Here's how I brick a stove with missing clips;
Set the bricks against rear wall first, lengthwise - upright. Then against side walls starting at rear, so the rear most side bricks are holding the rear wall end bricks in the corners. Cut the last sidewall front brick to size to fit into front corner. Do not cut and install front wall brick. Then fill in the bottom to hold tight. Start at rear with full bricks, cutting the last row across the front to fit. Leave the front bottom corner open to fit front brick against front wall. The inside must be super clean to fit brick. Absolutely no ash, brick grit, nothing between bricks. I wipe with damp cloth to remove any trace of anything. Don't worry about spaces, it will fill in with ash and pack solid. Measure the entire length for angle iron you need across the back. Cut slightly shorter to allow for lengthwise growth when hot. Set on top of rear bricks with angle facing down to hold bricks in place. Cut angle to length for sides. Set the side pieces of angle on top of the bricks facing down. The side angle holds the back against the rear, so now you only need to prevent the side angle from coming away from the side wall. Mark where side angle will be on rear angle iron. Drill hole at angle iron end, so a carriage bolt inserted from back sticks through as a stop to prevent side angle from crashing inward. It doesn't need to be threaded or nutted. It is just a pin facing forward that holds side angle against side wall. I find 1/4 inch burns and rusts away, 3/8 or 1/2 bolt is fine. Now you only need to hold the side angle iron length against the side at front. The front will not have brick yet, so cut a brick to fit between door frame and side wall. When stood up and pushed down into the opening on floor of stove, this holds the side angle against wall. Since this front brick is not touched by loading, it will stay vertical without a problem holding the side tight. If you have to notch or angle brick for good fit they cut easily.

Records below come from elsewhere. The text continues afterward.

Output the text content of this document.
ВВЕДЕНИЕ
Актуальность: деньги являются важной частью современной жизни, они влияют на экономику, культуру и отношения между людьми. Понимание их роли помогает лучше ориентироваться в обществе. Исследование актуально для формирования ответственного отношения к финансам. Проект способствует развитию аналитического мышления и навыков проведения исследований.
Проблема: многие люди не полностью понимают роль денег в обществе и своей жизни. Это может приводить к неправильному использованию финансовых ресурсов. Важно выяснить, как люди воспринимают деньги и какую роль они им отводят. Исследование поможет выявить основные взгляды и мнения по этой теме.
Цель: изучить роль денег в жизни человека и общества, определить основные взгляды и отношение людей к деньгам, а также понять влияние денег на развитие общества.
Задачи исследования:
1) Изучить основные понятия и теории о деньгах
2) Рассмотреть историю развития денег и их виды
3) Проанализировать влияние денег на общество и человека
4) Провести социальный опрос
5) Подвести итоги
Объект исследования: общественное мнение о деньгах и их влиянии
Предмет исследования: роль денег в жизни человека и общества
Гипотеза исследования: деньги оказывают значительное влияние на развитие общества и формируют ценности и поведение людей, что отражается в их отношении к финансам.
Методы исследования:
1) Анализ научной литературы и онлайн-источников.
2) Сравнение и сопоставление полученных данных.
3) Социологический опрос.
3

If you have a torch that heats steel red enough to make an easy bend, you can bend the rear angle iron retainer at the ends on a 90* angle to make corner stops instead of using bolts as stops. (If you have torch, cut the rear angle iron longer to bend the vertical iron inward on a 90* angle to hold side angle tight against sides)

Cutting is very easy. Score about 1/8 inch deep or more with a masonry blade in circular saw or score with cut off wheel. They snap clean easily.

I doubt if the larger single door would fit the same size opening. Your double door opening is probably larger. Where does your air wash come from? Would it wash across the one piece glass?
 
If the stove has no indication of retainers for side wall brick it may be the way it was designed. Just a thought.
I don't think I would sweat trying to change out the 2 door setup. Guessing you would spend far more time, effort and maybe money than it's worth. My opinion.
Enjoy it as is until you decide to upgrade to a modern efficient unit.